A: The DOE 2016 requirement for low-voltage distribution transformer efficiency is specified at 35% load, which is probably a good assumption for a commercial building, but a bad one for a data center striving to make the best use of limited power distribution resources. That standard requires no less than 98.83% efficiency (again, at 35% load). Overall transformer losses are the total of a fixed no-load loss and a load loss that scales with the square of the load, thus the DOE standard numbers are dominated by the no-load loss and the high loads that you are striving for will be dominated by the load loss and there are trade-offs in transformer design between the two.

I'd suggest getting the efficiency curve from Powersmiths for their ESAVER-50H (optimized for high loading) and use that to specify the efficiency requirement at e.g. 75% load, which is a standard rating point. Other parameters, especially impedance, need to be managed to optimize inrush current, fault level, and arc-flash to make sure it will integrate with the existing installation. We learned this the hard way at FLEXLAB. Hope this helps!


Q: A quick question about CRAH VFD fan control. At some WHS data centers, there are some CRAH units with VFDs controlling to an underfloor static pressure setpoint of 0.1" wc. The static pressure in the room varies from 0.02" to 0.04" wc, so the VFDs are always running at 100% trying to reach the setpoint. I am planning to propose controlling the VFDs to cold aisle temperature setpoints instead of the UF static pressure setpoints. The goal would be to reduce CRAC VFD fan speed. In you experience, do you think this is the right approach? 

A: Your approach to CRAH fan control should work well in your application, given that with your cold-aisle isolation and blanking panels, you should have good air management. So the chilled water valves in the CRAHs would be controlled on supply air temperature (correct?), and the fans would be controlled on cold-aisle temperature; we recommend using a sample of the top-of-rack temperatures for control, and monitoring the rest of the inlet temperature sensors to alarm any hot spots. This scheme is a relatively direct way to ensure that the IT equipment is getting the recommended inlet air temperature. Even better than rack inlet temperatures, is to get the inlet temperatures directly from the IT equipment, but often this access is made difficult by security protocols.

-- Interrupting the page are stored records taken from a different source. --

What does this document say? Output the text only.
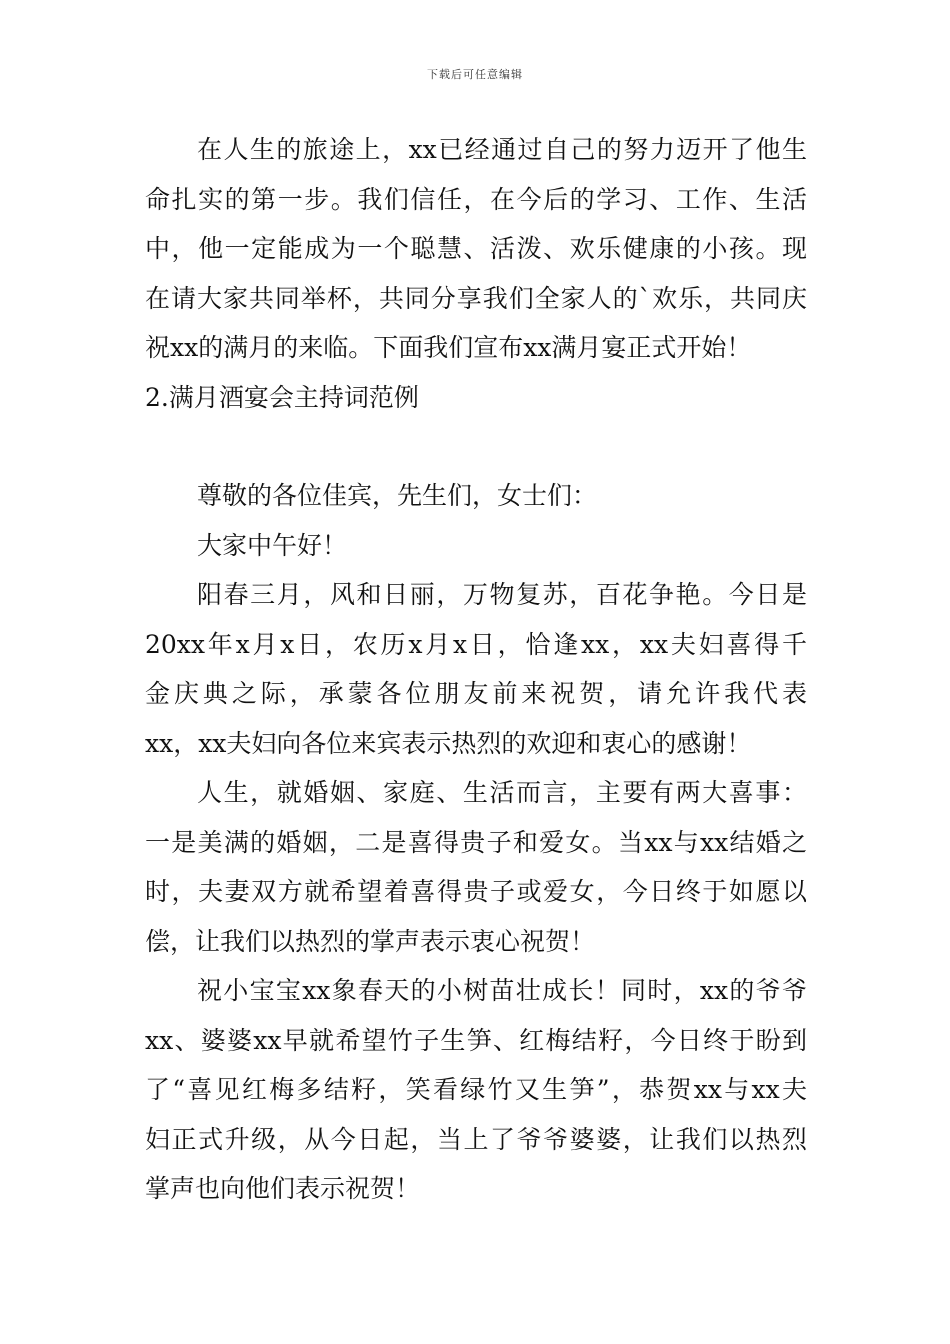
下载后可任意编辑
在人生的旅途上，xx已经通过自己的努力迈开了他生
命扎实的第一步。我们信任，在今后的学习、工作、生活
中，他一定能成为一个聪慧、活泼、欢乐健康的小孩。现
在请大家共同举杯，共同分享我们全家人的`欢乐，共同庆
祝xx的满月的来临。下面我们宣布xx满月宴正式开始！
2.满月酒宴会主持词范例
尊敬的各位佳宾，先生们，女士们：
大家中午好！
阳春三月，风和日丽，万物复苏，百花争艳。今日是
20xx年x月x日，农历x月x日，恰逢xx，xx夫妇喜得千
金庆典之际，承蒙各位朋友前来祝贺，请允许我代表
xx，xx夫妇向各位来宾表示热烈的欢迎和衷心的感谢！
人生，就婚姻、家庭、生活而言，主要有两大喜事：
一是美满的婚姻，二是喜得贵子和爱女。当xx与xx结婚之
时，夫妻双方就希望着喜得贵子或爱女，今日终于如愿以
偿，让我们以热烈的掌声表示衷心祝贺！
祝小宝宝xx象春天的小树苗壮成长！同时，xx的爷爷
xx、婆婆xx早就希望竹子生笋、红梅结籽，今日终于盼到
了“喜见红梅多结籽，笑看绿竹又生笋”，恭贺xx与xx夫
妇正式升级，从今日起，当上了爷爷婆婆，让我们以热烈
掌声也向他们表示祝贺！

Do check for inadvertent recirculation paths for hot air, including above and below the IT equipment in each rack, around the sides of the IT equipment, and networking equipment that often has airflow from back to front (i.e. the inlet is on the cable-connection side of the equipment, such that if it is installed with the cables on the back, it will be a air recirculator). Sometimes other equipment is installed backwards from an airflow point of view. Below and between the racks should also be sealed off to prevent recirculation.
Other fan control schemes that have been used successfully, although they are less direct that the above, include differential pressure between underfloor and cold aisle, and differential pressure between the cold aisle and the hot aisle (since a slight positive pressure in the cold aisle helps ensure minimal recirculation of hot air).  Your setpoint for underfloor air pressure is at the high end of where most perforated tiles are rated, so a lower setpoint might work better, depending on whether your center is actually designed for the higher pressure, and whether the design flows are needed for your loads. But go with your plan to use temperatures per the above. And please let us know how it goes!

Q: How do systems that are outside air economizers with evaporative cooling work?

A: Increasingly indirect economizer/evaporative cooling schemes available. These are air-handling units outside the data center that use air-to-air heat exchangers and indirect evaporative cooling, usually with a compressor-based backup. Ducts connect these AHUs to the hot and cold air plenums in the data centers. All provide most of the energy savings of an air-side economizer without the (overblown, in most cases) concern about bringing outside air into the data center. And they are likely to be a system with a higher capital cost than a conventional ASE.